Lobster Underbelly Serves As Model for Synthesis of Gelatin-Like Material (Nanofibrous Hydrogel) That Mimics Underbelly’s Remarkable Stretch and Strength Characteristics; Material May Be Useful in Robust Artificial Tissues Such As Tendons & Ligaments

A lobster’s underbelly is lined with a thin, translucent membrane that is both stretchy and surprisingly tough. This marine under-armor, as MIT engineers reported in 2019 (https://news.mit.edu/2019/lobster-underbelly-tough-industrial-rubber-0219), is made from the toughest known hydrogel in nature, which also happens to be highly flexible. This combination of strength and stretch helps shield a lobster as it scrabbles across the seafloor, while also allowing it to flex back and forth to swim. Now, a separate MIT team has fabricated a hydrogel-based material that mimics the structure of the lobster’s underbelly. The researchers ran the material through a battery of stretch and impact tests, and showed that, similar to the lobster underbelly, the synthetic material is remarkably “fatigue-resistant,” able to withstand repeated stretches and strains without tearing. If the fabrication process could be significantly scaled up, materials made from nanofibrous hydrogels could be used to make stretchy and strong replacement tiss es such as artificial tendons and ligaments.

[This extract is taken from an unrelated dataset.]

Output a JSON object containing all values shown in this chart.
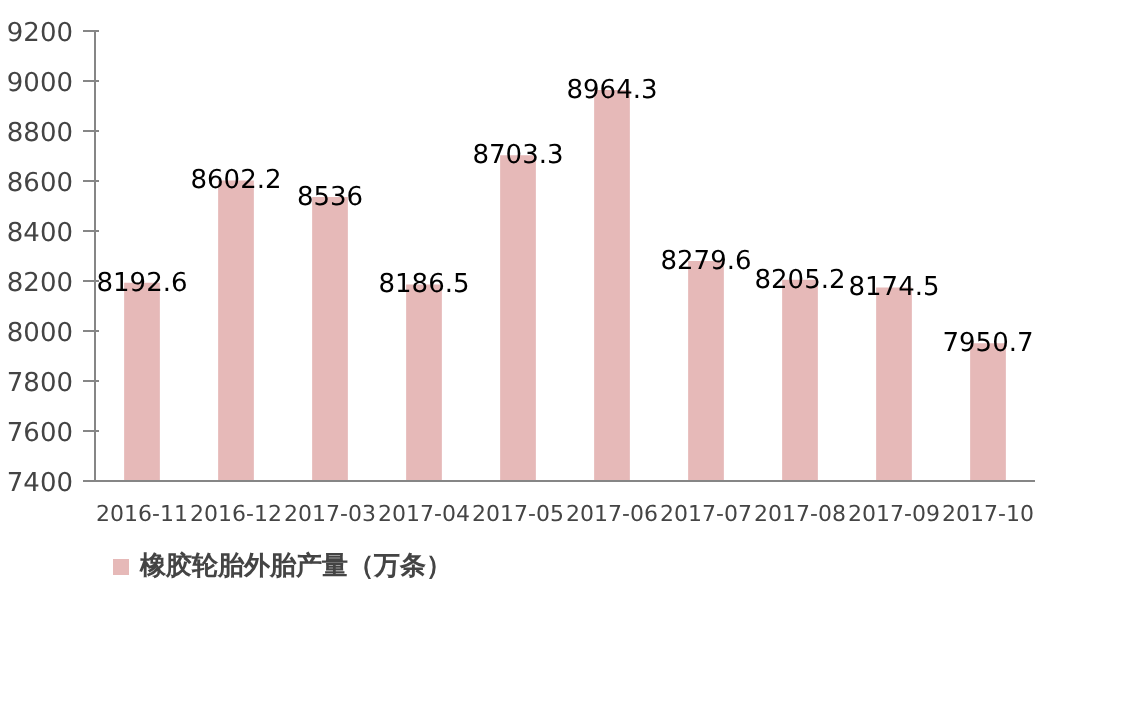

The team’s results were u published online on April 23, 2021 in the journal Matter. The article is titled “Strong Fatigue-Resistant Nanofibrous Hydrogels Inspired by Lobster Underbelly” (https://www.cell.com/matter/fulltext/S2590-2385(21)00161-2). The paper’s MIT co-authors include postdocs Jiahua Ni and Shaoting Lin; graduate students Xinyue Liu and Yuchen Sun; Professor of Aeronautics and Astronautics Raul Radovitzky; Professor of Chemistry Keith Nelson; Mechanical Engineering Professor Xuanhe Zhao; and former Research Scientist David Veysset PhD 2016, now at Stanford University; along with Zhao Qin, Assistant Professor at Syracuse University, and Alex Hsieh of the Army Research Laboratory. In 2019, Dr. Lin and other members of Dr. Zhao’s group developed a new kind of fatigue-resistant material made from hydrogel (https://news.mit.edu/2019/strong-hydrogels-biomaterials-0422)— a gelatin-like class of materials made primarily of water and cross-linked polymers. They fabricated the material from ultrathin fibers of hydrogel, which aligned like many strands of gathered straw when the material was repeatedly stretched. This workout also happened to increase the hydrogel’s fatigue resistance.